There is one more issue which remains unresolved: will the Americans try again to undertake the effort to develop a relevant solution to the described problem, considering the fact that Russia is driven towards introduction of T-14 main battle tanks into the active service? Armata will be, inevitably, equipped with an advanced active protection suite. It is also stated that in-depth upgrades of the Arena systems may also be introduced in case of the T-90 and T-72 main battle tanks, operated by the Russian Army at the moment. This would be quite problematic, from the point of view of the NATO member states.
The decision related to initiation of a market analysis covering the area of the capabilities of acting against heavily armoured targets by tank-destroyer-class platforms is yet another step, taken recently in order to address the issue of armoured threats. Polish Ministry of Defence had also been informing that the Armament Inspectorate is gathering the relevant data, required to acquire multiple-use anti-tank grenade launchers and a new type of ATGM – also know under the name of Karabela. Territorial Defence component of the Polish Army is also to receive ATGMs procured within the framework of the Pustelnik programme.

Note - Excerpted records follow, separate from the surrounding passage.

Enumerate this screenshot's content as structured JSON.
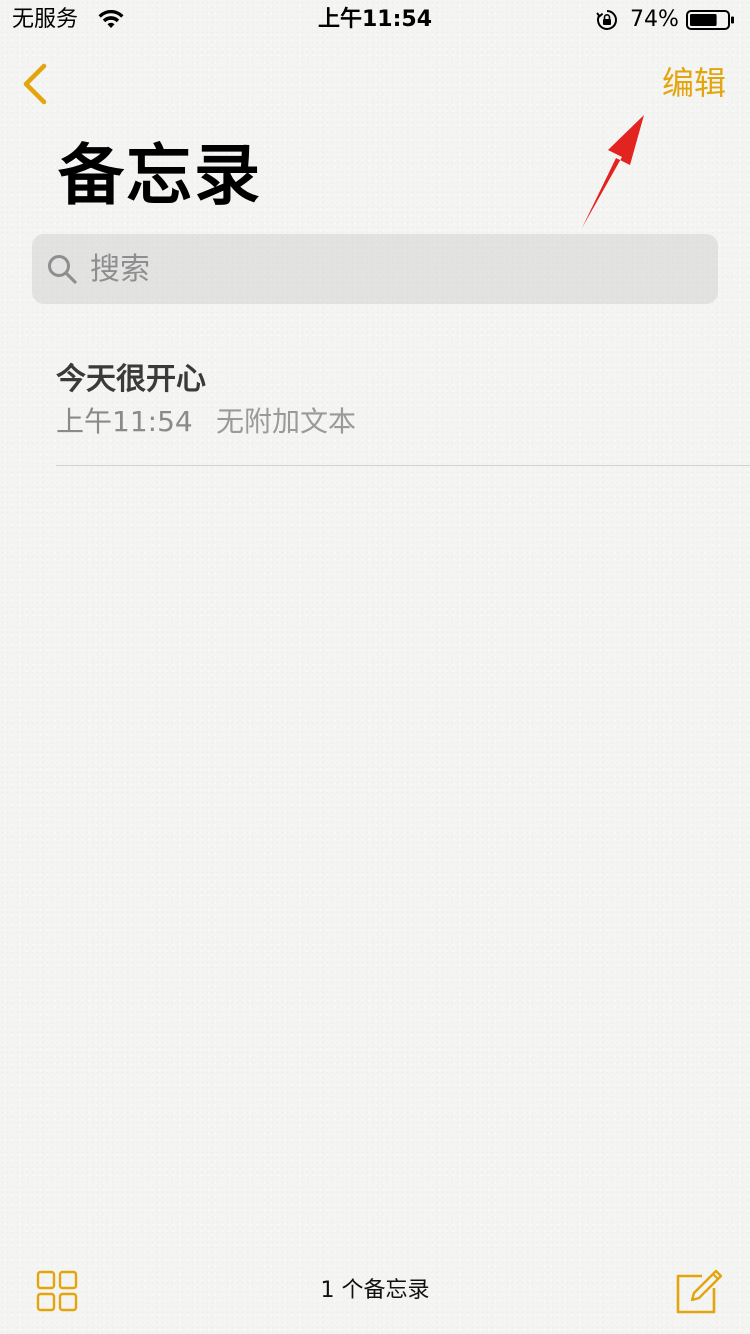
{
  "status_bar": {
    "carrier": "无服务",
    "time": "上午11:54",
    "battery_percent": "74%",
    "battery_level": 0.74
  },
  "nav": {
    "edit_label": "编辑"
  },
  "page": {
    "title": "备忘录"
  },
  "search": {
    "placeholder": "搜索",
    "value": ""
  },
  "notes": [
    {
      "title": "今天很开心",
      "time": "上午11:54",
      "preview": "无附加文本"
    }
  ],
  "toolbar": {
    "count_label": "1 个备忘录"
  },
  "icons": {
    "back": "chevron-left-icon",
    "search": "search-icon",
    "gallery": "grid-icon",
    "compose": "compose-icon",
    "wifi": "wifi-icon",
    "lock": "orientation-lock-icon",
    "battery": "battery-icon"
  },
  "colors": {
    "accent": "#e3a50c",
    "annotation_arrow": "#e3231f",
    "background": "#f4f4f3"
  }
}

The acquisition of the systems discussed here would make it possible to significantly reinforce the anti-tank capabilities of the Polish Army, that have been left aside for some time now. Nonetheless, one should remember that the process is long, starting from the analytical-conceptual phase, finishing with acquisition. The dialogues or market analyses pursued do not necessarily translate into prospective introduction of the new equipment into use within the inventory of the Armed Forces.
Despite the above, the activities undertaken by the Polish Ministry of Defence should be assessed positively, as at least to some degree the considerations concern the equipment that had not been planned to be procured before, while the current modernization initiatives are being tailored to the rapidly evolving threats. It is worth to note that the problem of active protection systems has been addressed. These systems may potentially pose a threat for the anti-tank potential of the NATO member states remaining in possession of the advanced, tandem-warhead ATGMs. The most important challenge is seen in completion of the individual proceedings, and in introduction of new equipment into the inventory of the Polish Army, to bridge the gap that has been formed in the area of the anti-tank weapons, throughout the years.